Nadal nach US-Open-Wahnsinn nun vor schwerem Halbfinale
New York – Lange schloss Rafael Nadal um 2.03 Uhr am Mittwochmorgen im Arthur-Ashe-Stadium die Augen, streckte mit geballten Fäusten die Arme gen Himmel und genoss den Triumph in einem Wahnsinnsmatch.
Im 4:49 Stunden langen US-Open-Viertelfinale gegen den Österreicher Dominic Thiem demonstrierte der Tennis-Weltranglisten-Erste in New York, warum er in anderthalb Jahrzehnten zu einem der Größten in der Geschichte dieses Sports aufgestiegen ist.
«Ich habe immer die Leidenschaft, weiterzumachen, noch einen Punkt zu spielen, noch einen Ball zu holen», erklärte Nadal nach dem ultimativen Schlusspunkt, dem Tiebreak des fünften Satzes. «Ich sage mir: Du kannst noch etwas mehr. Nur so bin ich geworden, was ich heute bin.» Diese Einstellung rettete den Titelverteidiger nach einem kapitalen Fehlstart in der schwül-warmen Nachtluft auch beim 0:6, 6:4, 7:5, 6:7 (4:7), 7:6 (7:5). Die noch verbliebenen Zuschauer riss es angesichts der riesigen Spannung und grandioser Ballwechsel immer wieder von den Sitzen – unter ihnen auch Schauspieler Ben Stiller, der zur Nachtstunde in Nadals Box mitfieberte. Im dritten Anlauf gewann Nadal erstmals ein Grand-Slam-Match, in dem er den ersten Satz mit 0:6 verloren hatte.
«Tennis ist manchmal grausam. Das Match hatte keinen Verlierer verdient, aber es muss einen geben», sagte Thiem nach dem ersten epischen Match seiner Karriere auf großer Bühne gegen einen ganz Großen der Branche. Bis zum 5:5 im Tiebreak war alles offen, beim Matchball von Nadal setzte der 25-jährige Niederösterreicher einen Schmetterball ins Aus. «Die Niederlage ist böse – richtig, richtig bitter», sagte Thiem nach der hauchdünn missglückten Revanche für das verlorene French-Open-Finale gegen Nadal. Bei der Gratulation habe er Thiem gesagt, dass es ihm leid tue, berichtete der Spanier. «Ich glaube nicht, dass es ihm wirklich leid tut», meinte Thiem grinsend.
Der Weltranglisten-Neunte wünscht Nadal nun den Titel. Doch der 32-Jährige hat jetzt schon das dritte schwere Match nacheinander in den Knochen – und im Halbfinale am Freitag wartet der bislang bärenstarke Juan Martin del Potro. Gut für Nadal: Er hat davor zwei Tage Pause. «Das gibt mir die Chance, bei hundert Prozent zu sein», räumte er ein.

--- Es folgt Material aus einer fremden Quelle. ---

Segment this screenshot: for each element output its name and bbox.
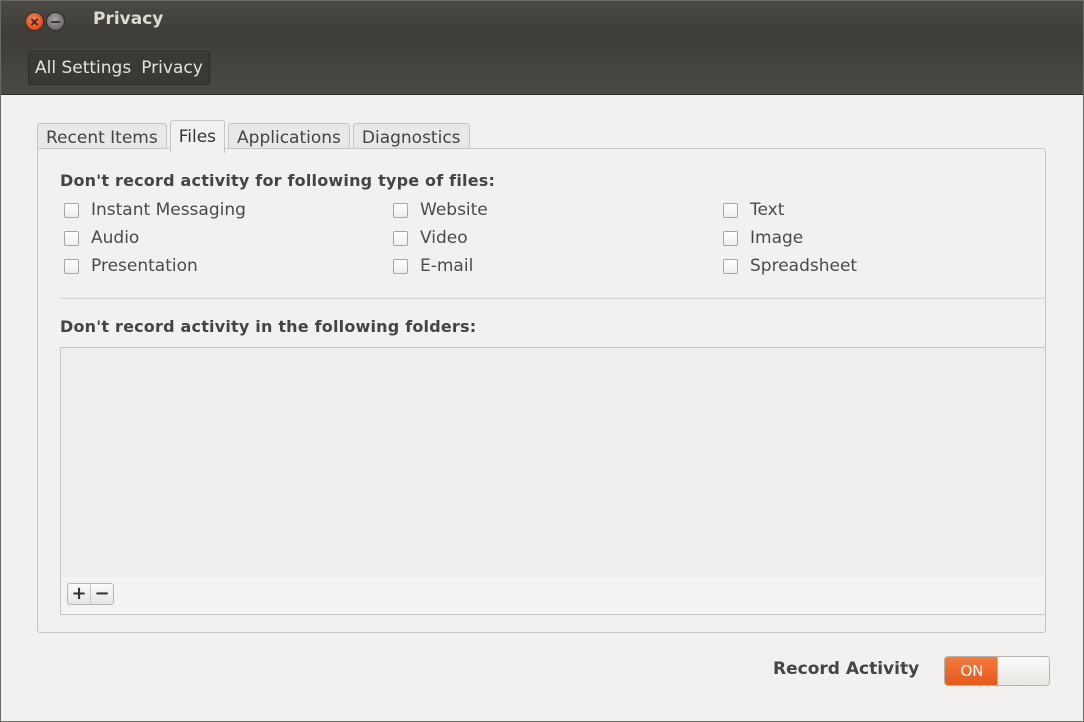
checkbox-presentation[interactable]: Presentation [64,256,198,276]
switch-knob[interactable] [997,657,1049,685]
checkbox-website[interactable]: Website [393,200,488,220]
breadcrumb-all-settings[interactable]: All Settings [29,52,137,84]
checkbox-label: Presentation [91,256,198,276]
checkbox-label: Spreadsheet [750,256,858,276]
minimize-window-icon[interactable] [47,13,64,30]
checkbox-box[interactable] [393,230,408,246]
checkbox-email[interactable]: E-mail [393,256,473,276]
files-tab-panel: Don't record activity for following type… [37,148,1046,633]
record-activity-switch[interactable]: ON [944,656,1050,686]
excluded-folders-box: + − [60,347,1046,615]
checkbox-label: Instant Messaging [91,200,246,220]
close-window-icon[interactable] [26,13,43,30]
remove-folder-button[interactable]: − [90,584,113,604]
checkbox-text[interactable]: Text [723,200,784,220]
folders-toolbar: + − [61,577,1045,614]
checkbox-box[interactable] [64,230,79,246]
switch-on-label: ON [945,657,999,685]
settings-toolbar: All Settings Privacy [1,41,1083,95]
checkbox-box[interactable] [723,202,738,218]
checkbox-box[interactable] [64,202,79,218]
checkbox-label: Website [420,200,488,220]
checkbox-box[interactable] [393,258,408,274]
checkbox-label: Text [750,200,785,220]
file-types-heading: Don't record activity for following type… [60,171,496,190]
checkbox-label: Audio [91,228,140,248]
checkbox-label: E-mail [420,256,474,276]
checkbox-instant-messaging[interactable]: Instant Messaging [64,200,246,220]
checkbox-label: Image [750,228,804,248]
record-activity-label: Record Activity [773,659,920,679]
folders-heading: Don't record activity in the following f… [60,317,477,336]
checkbox-video[interactable]: Video [393,228,468,248]
checkbox-audio[interactable]: Audio [64,228,139,248]
window-title: Privacy [93,9,164,29]
breadcrumb-privacy[interactable]: Privacy [137,52,209,84]
checkbox-box[interactable] [64,258,79,274]
tab-files[interactable]: Files [169,120,226,153]
excluded-folders-list[interactable] [61,348,1045,579]
checkbox-box[interactable] [723,230,738,246]
breadcrumb: All Settings Privacy [28,51,210,85]
section-divider [60,298,1046,299]
add-remove-buttons: + − [67,583,114,605]
checkbox-image[interactable]: Image [723,228,803,248]
title-bar: Privacy [1,1,1083,41]
checkbox-spreadsheet[interactable]: Spreadsheet [723,256,857,276]
checkbox-box[interactable] [723,258,738,274]
checkbox-box[interactable] [393,202,408,218]
add-folder-button[interactable]: + [68,584,90,604]
checkbox-label: Video [420,228,468,248]
privacy-window: Privacy All Settings Privacy Recent Item… [0,0,1084,722]
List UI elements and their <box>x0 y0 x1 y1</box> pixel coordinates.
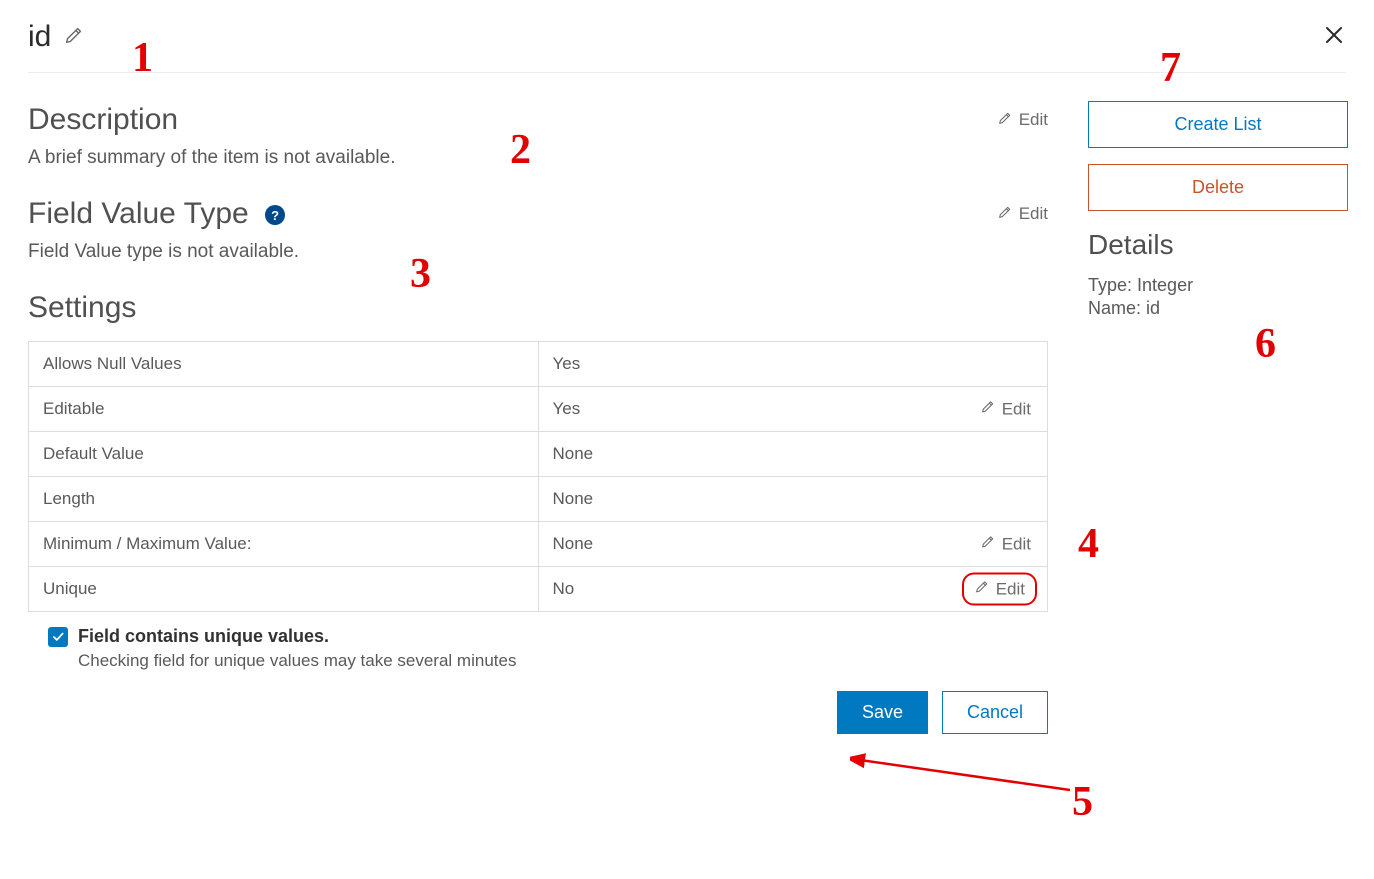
save-button[interactable]: Save <box>837 691 928 734</box>
field-value-type-heading: Field Value Type ? <box>28 197 285 231</box>
cell-label: Allows Null Values <box>29 342 539 387</box>
details-type: Type: Integer <box>1088 275 1348 296</box>
row-allows-null: Allows Null Values Yes <box>29 342 1048 387</box>
cell-label: Unique <box>29 567 539 612</box>
cell-value: None <box>538 432 1048 477</box>
description-heading: Description <box>28 103 178 137</box>
row-unique: Unique No Edit <box>29 567 1048 612</box>
delete-button[interactable]: Delete <box>1088 164 1348 211</box>
settings-table: Allows Null Values Yes Editable Yes Edit… <box>28 341 1048 612</box>
details-name: Name: id <box>1088 298 1348 319</box>
details-heading: Details <box>1088 229 1348 261</box>
cancel-button[interactable]: Cancel <box>942 691 1048 734</box>
unique-checkbox-label: Field contains unique values. <box>78 626 329 647</box>
edit-label: Edit <box>1019 110 1048 130</box>
header-row: id <box>28 20 1346 73</box>
row-minmax: Minimum / Maximum Value: None Edit <box>29 522 1048 567</box>
help-icon[interactable]: ? <box>265 205 285 225</box>
row-length: Length None <box>29 477 1048 522</box>
close-button[interactable] <box>1322 23 1346 52</box>
cell-label: Minimum / Maximum Value: <box>29 522 539 567</box>
edit-editable-button[interactable]: Edit <box>974 397 1037 422</box>
edit-title-icon[interactable] <box>63 24 85 51</box>
cell-value: Yes <box>538 342 1048 387</box>
settings-heading: Settings <box>28 291 1048 325</box>
row-editable: Editable Yes Edit <box>29 387 1048 432</box>
field-title: id <box>28 20 51 54</box>
cell-label: Default Value <box>29 432 539 477</box>
row-default-value: Default Value None <box>29 432 1048 477</box>
cell-value: None Edit <box>538 522 1048 567</box>
cell-label: Length <box>29 477 539 522</box>
callout-5: 5 <box>1072 778 1093 826</box>
edit-minmax-button[interactable]: Edit <box>974 532 1037 557</box>
edit-fieldvaluetype-button[interactable]: Edit <box>997 204 1048 225</box>
unique-checkbox[interactable] <box>48 627 68 647</box>
cell-value: None <box>538 477 1048 522</box>
edit-description-button[interactable]: Edit <box>997 110 1048 131</box>
field-value-type-text: Field Value type is not available. <box>28 241 1048 263</box>
cell-value: No Edit <box>538 567 1048 612</box>
create-list-button[interactable]: Create List <box>1088 101 1348 148</box>
unique-checkbox-sub: Checking field for unique values may tak… <box>78 651 1048 671</box>
cell-value: Yes Edit <box>538 387 1048 432</box>
edit-unique-button[interactable]: Edit <box>962 573 1037 606</box>
cell-label: Editable <box>29 387 539 432</box>
description-text: A brief summary of the item is not avail… <box>28 147 1048 169</box>
edit-label: Edit <box>1019 204 1048 224</box>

Den langen Argentinier schlug er voriges Jahr in Flushing Meadows im Semifinale. Im French-Open-Halbfinale vor drei Monaten war Del Potro müde von den Matches zuvor. Zuletzt im Wimbledon-Viertelfinale ging es dagegen über fünf Sätze. «Das könnte genauso ein Kampf werden», sagte der in Bestform befindliche Del Potro nach seinem Viertelfinale gegen den Amerikaner John Isner. Auf dem Weg zum Titel in New York vor neun Jahren ließ der jetzt 29-Jährige Nadal im Halbfinale keine Chance.
Nadal weiß, dass er Del Potro nur in bester Verfassung und Höchstform bezwingen kann. Die letzten drei Sätze gegen Thiem seien ein Schritt auf dem Weg dahin gewesen, sein Level im Turnier zu steigern, sagte der dreimalige US-Open-Champion. Im direkten Vergleich führt er 11:5 gegen den Südamerikaner mit der mächtigen Vorhand.
Thiem wird dann vielleicht schon über die erste Enttäuschung hinweg sein. «In zwei, drei Tagen werde ich es sicher genießen, wenn ich mir die Highlights ansehe», sagte er. Davon gab es reichlich. Boris Becker, der vor dem Match den Münzwurf am Netz vornahm, sprach als TV-Kommentator bei Eurosport von zwei Siegern und huldigte dem Gewinner: «Nadal hat das Unmögliche möglich gemacht.»